TABLE 3 Prediction results by HP-JT and benchmark models. RMSE(×10−2) NS = 1 NS = 5 Degradation HP- HP- HP- HP- HP- HP- Signal ID type HP Noise VAE JT HP Noise VAE JT 1-1 Quadratic 2.16 1.20 1.31 1.08 6.15 3.42 3.73 2.84 1-2 degradation 1.53 1.32 1.20 1.19 4.25 3.77 3.19 3.30 1-3 2.02 1.80 1.56 1.51 6.42 5.78 4.84 4.65 1-4 1.36 1.38 1.25 1.30 3.68 3.79 3.18 3.55 2-1 Three stage 3.89 3.85 3.48 2.68 11.93 11.86 10.81 8.84 2-2 degradation 3.23 3.06 3.01 2.88 10.96 10.53 10.61 10.06 2-3 2.97 2.85 2.98 2.66 9.83 10.11 10.17 9.54 2-4 2.34 2.31 2.31 1.98 7.49 7.29 7.44 6.43 RMSEAll 2.64 2.45 2.34 2.02 8.26 7.83 7.48 6.64

To further investigate the superior performance of HP-JT, the 20-step-ahead forecast results of the four models for two representative signals 1-2 and 2-4 at three different prediction times are shown in FIG. 7. For the simple quadratic signal 1-2, all four predictor models achieved satisfactory predicting accuracy, yet the augmented data models slightly outperformed HP. However, for the more complicated signal 2-4, the HP-JT outperforms the benchmark models in the forecast, especially for time steps right after the second stage (from t=25 to 60 min). As we get further away from the second stage, HP-JT starts to perform similarly to the benchmark models as the signal starts to follow a simpler trend.

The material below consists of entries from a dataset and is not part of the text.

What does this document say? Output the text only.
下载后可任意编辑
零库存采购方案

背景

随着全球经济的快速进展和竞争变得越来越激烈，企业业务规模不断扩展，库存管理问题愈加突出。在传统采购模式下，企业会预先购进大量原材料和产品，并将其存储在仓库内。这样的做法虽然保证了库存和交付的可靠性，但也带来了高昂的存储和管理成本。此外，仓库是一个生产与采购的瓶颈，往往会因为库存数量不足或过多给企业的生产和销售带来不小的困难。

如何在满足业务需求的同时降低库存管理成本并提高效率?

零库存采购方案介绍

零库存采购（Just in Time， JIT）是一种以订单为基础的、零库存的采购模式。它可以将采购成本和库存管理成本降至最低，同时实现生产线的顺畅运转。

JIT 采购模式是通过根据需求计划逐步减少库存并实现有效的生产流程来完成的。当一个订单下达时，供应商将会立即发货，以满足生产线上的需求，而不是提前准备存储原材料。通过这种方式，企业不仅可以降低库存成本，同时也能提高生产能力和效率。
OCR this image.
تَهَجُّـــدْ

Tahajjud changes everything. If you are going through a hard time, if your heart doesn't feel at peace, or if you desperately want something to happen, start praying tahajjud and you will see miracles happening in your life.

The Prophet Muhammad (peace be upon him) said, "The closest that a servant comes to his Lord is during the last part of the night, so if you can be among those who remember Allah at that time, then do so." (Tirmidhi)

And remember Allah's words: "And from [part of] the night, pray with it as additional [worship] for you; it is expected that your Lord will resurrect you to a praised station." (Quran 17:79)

To investigate the reduction in average RMSE of the RUL, the t-Distributed Stochastic Neighbor Embedding (t-SNE) analysis (Van der Maaten & Hinton, 2008) was performed to visualize the similarity between real and synthetic data generated with adding noise, VAE and HPJT. The t-SNE results for each data augmentation method are shown in FIG. 8, with the total training epochs of 200 and signal 2-4 as the test data.

The HP-Noise method augments the data by adding Gaussian noise to the training data; thus, the data points only shift slightly and maintain the original distribution. Therefore, this slightly shifted distribution does not add enough new information to generate novel data for training in the case of limited available data. HP-VAE was partially successful in mimicking the global trend of the real-data distribution; however, its restriction to Gaussian distribution modeling limited the generated data distribution to only partially represent the real data distribution resulting in little improvement. On the other hand, the data generated by HP-JT follows the global distribution and captures the local variations of the real-data distribution. Unlike HP-Noise, HP-JT is not limited to individual data points' immediate neighborhood, thus creating novel yet representative synthetic data.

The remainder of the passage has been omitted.